Menhan Perancis Akui Daesh Gunakan Senjata Kimia di Irak
Menteri Pertahanan Perancis mengabarkan penggunaan senjata kimia oleh kelompok teroris Takfiri Daesh di Irak.
Jean-Yves Le Drian yang berkunjung ke kota Erbil, Irak pada Selasa (12/4/2016) mengatakan, ada dokumen-dokumen yang membuktikan penggunaan senjata kimia oleh Daesh untuk menyerang militer dan pasukan lokal Irak.

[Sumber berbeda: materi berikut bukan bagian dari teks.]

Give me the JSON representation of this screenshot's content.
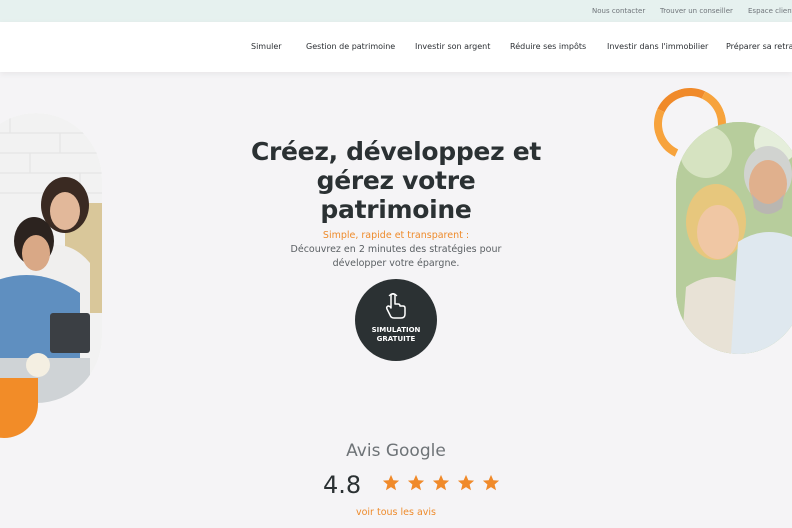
{
  "topbar": {
    "links": [
      "Nous contacter",
      "Trouver un conseiller",
      "Espace client"
    ]
  },
  "nav": {
    "items": [
      "Simuler",
      "Gestion de patrimoine",
      "Investir son argent",
      "Réduire ses impôts",
      "Investir dans l'immobilier",
      "Préparer sa retraite"
    ]
  },
  "hero": {
    "title": "Créez, développez et gérez votre patrimoine",
    "tagline": "Simple, rapide et transparent :",
    "description": "Découvrez en 2 minutes des stratégies pour développer votre épargne.",
    "cta_label": "SIMULATION GRATUITE",
    "cta_icon": "hand-pointer-icon"
  },
  "reviews": {
    "title": "Avis Google",
    "rating": "4.8",
    "stars": 5,
    "link_label": "voir tous les avis"
  },
  "colors": {
    "accent": "#ee8b2c",
    "dark": "#2b3133",
    "topbar_bg": "#e6f1ef",
    "page_bg": "#f5f4f6"
  }
}
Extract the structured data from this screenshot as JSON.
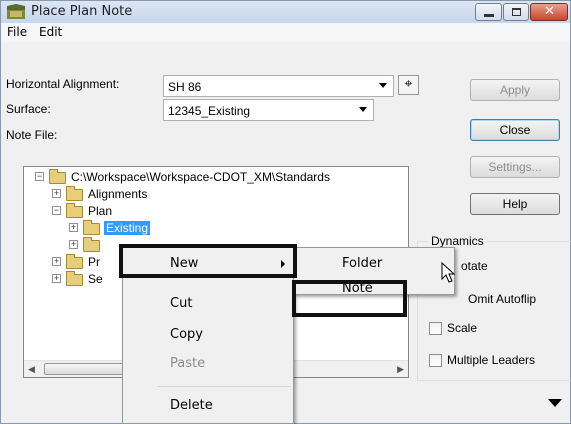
{
  "window": {
    "title": "Place Plan Note"
  },
  "menubar": {
    "items": [
      "File",
      "Edit"
    ]
  },
  "form": {
    "horizontal_alignment_label": "Horizontal Alignment:",
    "horizontal_alignment_value": "SH 86",
    "surface_label": "Surface:",
    "surface_value": "12345_Existing",
    "note_file_label": "Note File:"
  },
  "buttons": {
    "apply": "Apply",
    "close": "Close",
    "settings": "Settings...",
    "help": "Help"
  },
  "tree": {
    "root": "C:\\Workspace\\Workspace-CDOT_XM\\Standards",
    "alignments": "Alignments",
    "plan": "Plan",
    "existing": "Existing",
    "pr_prefix": "Pr",
    "se_prefix": "Se"
  },
  "dynamics": {
    "legend": "Dynamics",
    "rotate": "otate",
    "omit_autoflip": "Omit Autoflip",
    "scale": "Scale",
    "multiple_leaders": "Multiple Leaders"
  },
  "context_menu": {
    "new": "New",
    "cut": "Cut",
    "copy": "Copy",
    "paste": "Paste",
    "delete": "Delete"
  },
  "submenu": {
    "folder": "Folder",
    "note": "Note"
  }
}
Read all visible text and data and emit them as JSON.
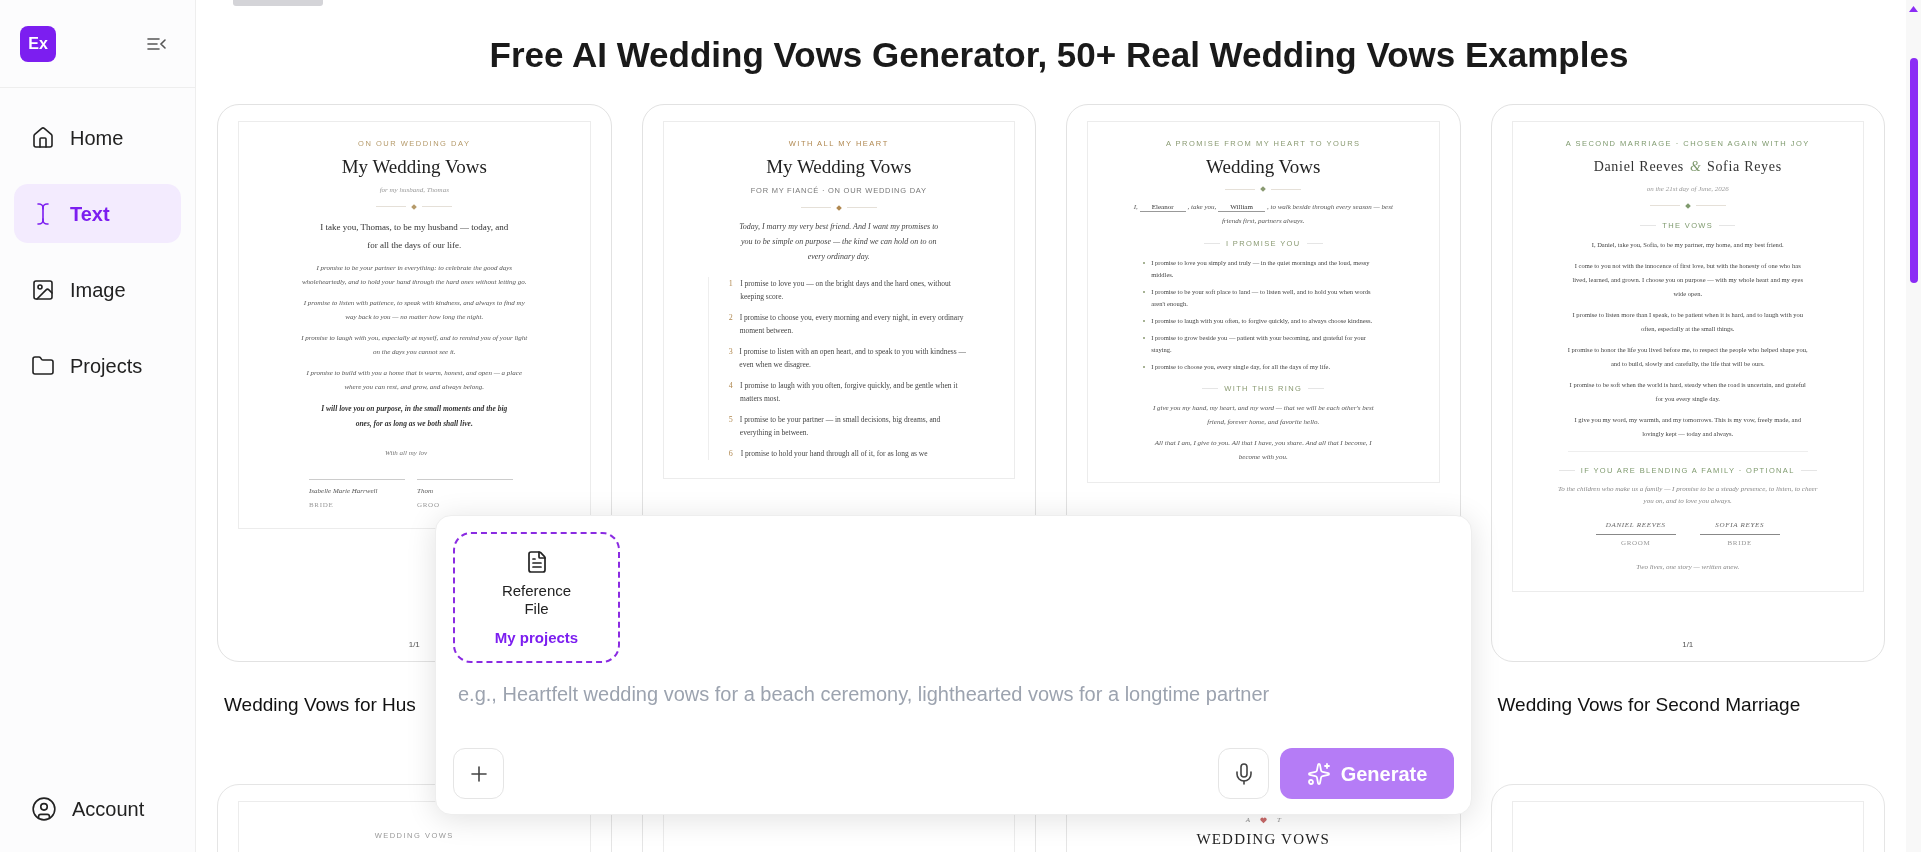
{
  "sidebar": {
    "logo": "Ex",
    "nav": [
      {
        "label": "Home",
        "selected": false
      },
      {
        "label": "Text",
        "selected": true
      },
      {
        "label": "Image",
        "selected": false
      },
      {
        "label": "Projects",
        "selected": false
      }
    ],
    "account": "Account"
  },
  "page_title": "Free AI Wedding Vows Generator, 50+ Real Wedding Vows Examples",
  "examples": [
    {
      "title": "Wedding Vows for Hus",
      "page_number": "1/1",
      "document": {
        "color": "#b59a6a",
        "blocks": [
          {
            "kind": "eyebrow",
            "text": "ON OUR WEDDING DAY"
          },
          {
            "kind": "title",
            "text": "My Wedding Vows"
          },
          {
            "kind": "subtitle",
            "text": "for my husband, Thomas"
          },
          {
            "kind": "ornament"
          },
          {
            "kind": "lead",
            "text": "I take you, Thomas, to be my husband — today, and for all the days of our life."
          },
          {
            "kind": "italic",
            "text": "I promise to be your partner in everything: to celebrate the good days wholeheartedly, and to hold your hand through the hard ones without letting go."
          },
          {
            "kind": "italic",
            "text": "I promise to listen with patience, to speak with kindness, and always to find my way back to you — no matter how long the night."
          },
          {
            "kind": "italic",
            "text": "I promise to laugh with you, especially at myself, and to remind you of your light on the days you cannot see it."
          },
          {
            "kind": "italic",
            "text": "I promise to build with you a home that is warm, honest, and open — a place where you can rest, and grow, and always belong."
          },
          {
            "kind": "emphasis",
            "text": "I will love you on purpose, in the small moments and the big ones, for as long as we both shall live."
          },
          {
            "kind": "closing",
            "text": "With all my lov"
          },
          {
            "kind": "signatures",
            "items": [
              {
                "name": "Isabelle Marie Harrwell",
                "role": "BRIDE"
              },
              {
                "name": "Thom",
                "role": "GROO"
              }
            ]
          }
        ]
      }
    },
    {
      "document": {
        "color": "#b08850",
        "blocks": [
          {
            "kind": "eyebrow",
            "text": "WITH ALL MY HEART"
          },
          {
            "kind": "title",
            "text": "My Wedding Vows"
          },
          {
            "kind": "caption",
            "text": "FOR MY FIANCÉ · ON OUR WEDDING DAY"
          },
          {
            "kind": "ornament"
          },
          {
            "kind": "intro",
            "text": "Today, I marry my very best friend. And I want my promises to you to be simple on purpose — the kind we can hold on to on every ordinary day."
          },
          {
            "kind": "numbered",
            "items": [
              {
                "number": "1",
                "text": "I promise to love you — on the bright days and the hard ones, without keeping score."
              },
              {
                "number": "2",
                "text": "I promise to choose you, every morning and every night, in every ordinary moment between."
              },
              {
                "number": "3",
                "text": "I promise to listen with an open heart, and to speak to you with kindness — even when we disagree."
              },
              {
                "number": "4",
                "text": "I promise to laugh with you often, forgive quickly, and be gentle when it matters most."
              },
              {
                "number": "5",
                "text": "I promise to be your partner — in small decisions, big dreams, and everything in between."
              },
              {
                "number": "6",
                "text": "I promise to hold your hand through all of it, for as long as we"
              }
            ]
          }
        ]
      }
    },
    {
      "document": {
        "color": "#8a9a72",
        "blocks": [
          {
            "kind": "eyebrow",
            "text": "A PROMISE FROM MY HEART TO YOURS"
          },
          {
            "kind": "title",
            "text": "Wedding Vows"
          },
          {
            "kind": "ornament"
          },
          {
            "kind": "fill-in",
            "parts": [
              {
                "kind": "text",
                "text": "I,"
              },
              {
                "kind": "blank",
                "text": "Eleanor"
              },
              {
                "kind": "text",
                "text": ", take you,"
              },
              {
                "kind": "blank",
                "text": "William"
              },
              {
                "kind": "text",
                "text": ", to walk beside through every season — best friends first, partners always."
              }
            ]
          },
          {
            "kind": "section",
            "text": "I PROMISE YOU"
          },
          {
            "kind": "bullets",
            "items": [
              "I promise to love you simply and truly — in the quiet mornings and the loud, messy middles.",
              "I promise to be your soft place to land — to listen well, and to hold you when words aren't enough.",
              "I promise to laugh with you often, to forgive quickly, and to always choose kindness.",
              "I promise to grow beside you — patient with your becoming, and grateful for your staying.",
              "I promise to choose you, every single day, for all the days of my life."
            ]
          },
          {
            "kind": "section",
            "text": "WITH THIS RING"
          },
          {
            "kind": "italic",
            "text": "I give you my hand, my heart, and my word — that we will be each other's best friend, forever home, and favorite hello."
          },
          {
            "kind": "italic",
            "text": "All that I am, I give to you. All that I have, you share. And all that I become, I become with you."
          }
        ]
      }
    },
    {
      "title": "Wedding Vows for Second Marriage",
      "page_number": "1/1",
      "document": {
        "color": "#7f9a6e",
        "blocks": [
          {
            "kind": "eyebrow",
            "text": "A SECOND MARRIAGE · CHOSEN AGAIN WITH JOY"
          },
          {
            "kind": "names",
            "parts": [
              "Daniel Reeves",
              "&",
              "Sofia Reyes"
            ]
          },
          {
            "kind": "subtitle",
            "text": "on the 21st day of June, 2026"
          },
          {
            "kind": "ornament"
          },
          {
            "kind": "section",
            "text": "THE VOWS"
          },
          {
            "kind": "para",
            "text": "I, Daniel, take you, Sofia, to be my partner, my home, and my best friend."
          },
          {
            "kind": "para",
            "text": "I come to you not with the innocence of first love, but with the honesty of one who has lived, learned, and grown. I choose you on purpose — with my whole heart and my eyes wide open."
          },
          {
            "kind": "para",
            "text": "I promise to listen more than I speak, to be patient when it is hard, and to laugh with you often, especially at the small things."
          },
          {
            "kind": "para",
            "text": "I promise to honor the life you lived before me, to respect the people who helped shape you, and to build, slowly and carefully, the life that will be ours."
          },
          {
            "kind": "para",
            "text": "I promise to be soft when the world is hard, steady when the road is uncertain, and grateful for you every single day."
          },
          {
            "kind": "para",
            "text": "I give you my word, my warmth, and my tomorrows. This is my vow, freely made, and lovingly kept — today and always."
          },
          {
            "kind": "rule"
          },
          {
            "kind": "section",
            "text": "IF YOU ARE BLENDING A FAMILY · OPTIONAL"
          },
          {
            "kind": "note",
            "text": "To the children who make us a family — I promise to be a steady presence, to listen, to cheer you on, and to love you always."
          },
          {
            "kind": "signature-lines",
            "items": [
              {
                "name": "DANIEL REEVES",
                "role": "GROOM"
              },
              {
                "name": "SOFIA REYES",
                "role": "BRIDE"
              }
            ]
          },
          {
            "kind": "note",
            "text": "Two lives, one story — written anew."
          }
        ]
      }
    }
  ],
  "more_examples": [
    {
      "kind": "page",
      "blocks": [
        {
          "kind": "eyebrow",
          "text": "WEDDING VOWS"
        }
      ]
    },
    {
      "kind": "page"
    },
    {
      "kind": "open",
      "blocks": [
        {
          "kind": "monogram",
          "parts": [
            "A",
            "T"
          ]
        },
        {
          "kind": "heading",
          "text": "WEDDING VOWS"
        }
      ]
    },
    {
      "kind": "page"
    }
  ],
  "composer": {
    "reference": {
      "label": "Reference File",
      "link": "My projects"
    },
    "placeholder": "e.g., Heartfelt wedding vows for a beach ceremony, lighthearted vows for a longtime partner",
    "generate": "Generate"
  }
}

Menurut AFP, di hadapan pasukan Perancis yang ditempatkan di utara Irak, Le Drian menambahkan, Daesh menggunakan segala cara untuk mencapai tujuan-tujuannya.
Sementara itu, salah satu pejabat tinggi militer Perancis yang ditempatkan di Irak juga mengatakan, berdasarkan bukti dan saksi, Daesh berulang kali menggunakan gas Mustard setelah menggunakan Klorin.
Menurutnya, penggunaan senjata kimia seperti itu telah sering terjadi.
Sejak menduduki sebagian wilayah Irak pada Juni 2014, Daesh yang memperoleh dukungan finansial dan senjata dari negara-negara Barat dan sekutunya telah melakukan berbagai kejahaatan mengerikan di negara Arab ini. (RA)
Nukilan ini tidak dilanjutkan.